According to officials with access to the intelligence reports, Dr. Khan described being taken to a secret plant that appears to have been different from the main North Korean nuclear plant at Yongbyon. "It was about an hour out of the capital, Khan says," according to one senior Asian official. "But it's not clear in what direction."

It is unclear to American intelligence officials whether Dr. Khan was taken to a site that Americans previously suspected was a nuclear plant or to a site they were previously unaware of.

Dr. Khan was shown what was described to him as three plutonium devices, he reported. He told his interrogators that the weapons appeared to be complete, not just a jar full of warm material that the North Koreans handed to a visiting American weapons expert earlier this year, telling him it proved their "nuclear deterrent force."

Because Dr. Khan is a metallurgist by training, not a nuclear scientist, it is unclear whether he would have the expertise to know the difference between an actual weapon or a mock-up. But he may have been familiar with the basic design of such a weapon: he was present at the test site in 1998 when Pakistan tested four weapons, including one that American intelligence officials believe was a plutonium bomb. There is an argument under way in the American intelligence community over whether that explosion was conducted with North Korean assistance.

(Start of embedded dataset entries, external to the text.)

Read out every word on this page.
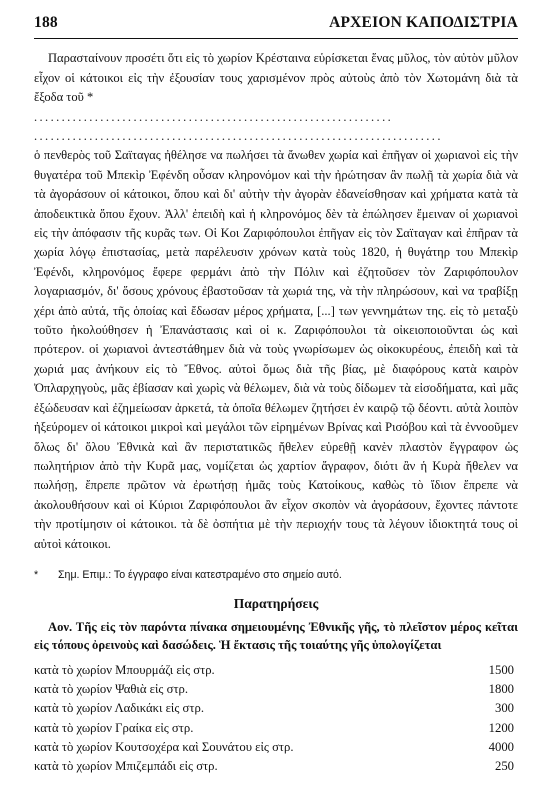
188	ΑΡΧΕΙΟΝ ΚΑΠΟΔΙΣΤΡΙΑ

Παρασταίνουν προσέτι ὅτι εἰς τὸ χωρίον Κρέσταινα εὑρίσκεται ἕνας μῦλος, τὸν αὐτὸν μῦλον εἶχον οἱ κάτοικοι εἰς τὴν ἐξουσίαν τους χαρισμένον πρὸς αὐτοὺς ἀπὸ τὸν Χωτομάνη διὰ τὰ ἔξοδα τοῦ *

.................................................................
..........................................................................

ὁ πενθερὸς τοῦ Σαϊταγας ἠθέλησε να πωλήσει τὰ ἄνωθεν χωρία καὶ ἐπῆγαν οἱ χωριανοὶ εἰς τὴν θυγατέρα τοῦ Μπεκὶρ Ἐφένδη οὖσαν κληρονόμον καὶ τὴν ἠρώτησαν ἂν πωλῇ τὰ χωρία διὰ νὰ τὰ ἀγοράσουν οἱ κάτοικοι, ὅπου καὶ δι' αὐτὴν τὴν ἀγορὰν ἐδανείσθησαν καὶ χρήματα κατὰ τὰ ἀποδεικτικὰ ὅπου ἔχουν. Ἀλλ' ἐπειδὴ καὶ ἡ κληρονόμος δὲν τὰ ἐπώλησεν ἔμειναν οἱ χωριανοὶ εἰς τὴν ἀπόφασιν τῆς κυρᾶς των. Οἱ Κοι Ζαριφόπουλοι ἐπῆγαν εἰς τὸν Σαϊταγαν καὶ ἐπῆραν τὰ χωρία λόγῳ ἐπιστασίας, μετὰ παρέλευσιν χρόνων κατὰ τοὺς 1820, ἡ θυγάτηρ του Μπεκὶρ Ἐφένδι, κληρονόμος ἔφερε φερμάνι ἀπὸ τὴν Πόλιν καὶ ἐζητοῦσεν τὸν Ζαριφόπουλον λογαριασμόν, δι' ὅσους χρόνους ἐβαστοῦσαν τὰ χωριά της, νὰ τὴν πληρώσουν, καὶ να τραβίξῃ χέρι ἀπὸ αὐτά, τῆς ὁποίας καὶ ἔδωσαν μέρος χρήματα, [...] των γεννημάτων της. εἰς τὸ μεταξὺ τοῦτο ἠκολούθησεν ἡ Ἐπανάστασις καὶ οἱ κ. Ζαριφόπουλοι τὰ οἰκειοποιοῦνται ὡς καὶ πρότερον. οἱ χωριανοὶ ἀντεστάθημεν διὰ νὰ τοὺς γνωρίσωμεν ὡς οἰκοκυρέους, ἐπειδὴ καὶ τὰ χωριά μας ἀνήκουν εἰς τὸ Ἔθνος. αὐτοὶ ὅμως διὰ τῆς βίας, μὲ διαφόρους κατὰ καιρὸν Ὀπλαρχηγοὺς, μᾶς ἐβίασαν καὶ χωρὶς νὰ θέλωμεν, διὰ νὰ τοὺς δίδωμεν τὰ εἰσοδήματα, καὶ μᾶς ἐξώδευσαν καὶ ἐζημείωσαν ἀρκετά, τὰ ὁποῖα θέλωμεν ζητήσει ἐν καιρῷ τῷ δέοντι. αὐτὰ λοιπὸν ἠξεύρομεν οἱ κάτοικοι μικροὶ καὶ μεγάλοι τῶν εἰρημένων Βρίνας καὶ Ρισόβου καὶ τὰ ἐννοοῦμεν ὅλως δι' ὅλου Ἐθνικὰ καὶ ἂν περιστατικῶς ἤθελεν εὑρεθῇ κανὲν πλαστὸν ἔγγραφον ὡς πωλητήριον ἀπὸ τὴν Κυρᾶ μας, νομίζεται ὡς χαρτίον ἄγραφον, διότι ἂν ἡ Κυρὰ ἤθελεν να πωλήσῃ, ἔπρεπε πρῶτον νὰ ἐρωτήσῃ ἡμᾶς τοὺς Κατοίκους, καθὼς τὸ ἴδιον ἔπρεπε νὰ ἀκολουθήσουν καὶ οἱ Κύριοι Ζαριφόπουλοι ἂν εἶχον σκοπὸν νὰ ἀγοράσουν, ἔχοντες πάντοτε τὴν προτίμησιν οἱ κάτοικοι. τὰ δὲ ὀσπήτια μὲ τὴν περιοχήν τους τὰ λέγουν ἰδιοκτητά τους οἱ αὐτοὶ κάτοικοι.

* Σημ. Επιμ.: Το έγγραφο είναι κατεστραμένο στο σημείο αυτό.
Παρατηρήσεις

Αον. Τῆς εἰς τὸν παρόντα πίνακα σημειουμένης Ἐθνικῆς γῆς, τὸ πλεῖστον μέρος κεῖται εἰς τόπους ὀρεινοὺς καὶ δασώδεις. Ἡ ἔκτασις τῆς τοιαύτης γῆς ὑπολογίζεται

κατὰ τὸ χωρίον Μπουρμάζι εἰς στρ.	1500
κατὰ τὸ χωρίον Ψαθιὰ εἰς στρ.	1800
κατὰ τὸ χωρίον Λαδικάκι εἰς στρ.	300
κατὰ τὸ χωρίον Γραίκα εἰς στρ.	1200
κατὰ τὸ χωρίον Κουτσοχέρα καὶ Σουνάτου εἰς στρ.	4000
κατὰ τὸ χωρίον Μπιζεμπάδι εἰς στρ.	250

A former American official noted that if North Korea produced three actual weapons by 1999, it was either more skilled at using its then relatively small supply of plutonium than experts thought, or it had obtained an additional source of the bomb-making material.

But now it has plenty. North Korea says it has moved 8,000 nuclear spent-fuel rods out of a storage pond in Yongbyon, and claims that it has reprocessed all of them into bomb-grade plutonium. Many American, Japanese and South Korean experts say they doubt that North Korea has reproceessed all those rods into weapons. That many rods would produce six or more weapons.

Moreover, since it evicted international inspectors 16 months ago, North Korea says it has restarted a reactor at Yongbyon, and American officials confirm that claim. It is about due to have its fuel reloaded, and the spent fuel rods from that reactor would provide about another bomb's worth of material.

American officials have known about the Pakistani reports for at least three or four weeks, Asian and American officials say. But they have kept them quiet, and President Bush has not mentioned the country in public for weeks. Many Democrats say they believe that Mr. Bush is trying to play down the issue in an election year, especially because North Korea may be making more bombs as talks drag on.

Mr. Bush's aides say that they are making progress, and that there is no use publicly denouncing North Korea while diplomacy continues. If the country already has a few nuclear weapons, they say, a few more would not make a strategic difference.

"It's an untenable argument," said Samuel R. Berger, President Bill Clinton's national security adviser. "There's a difference between two or three and eight and it's called the market in weapons for global terrorists."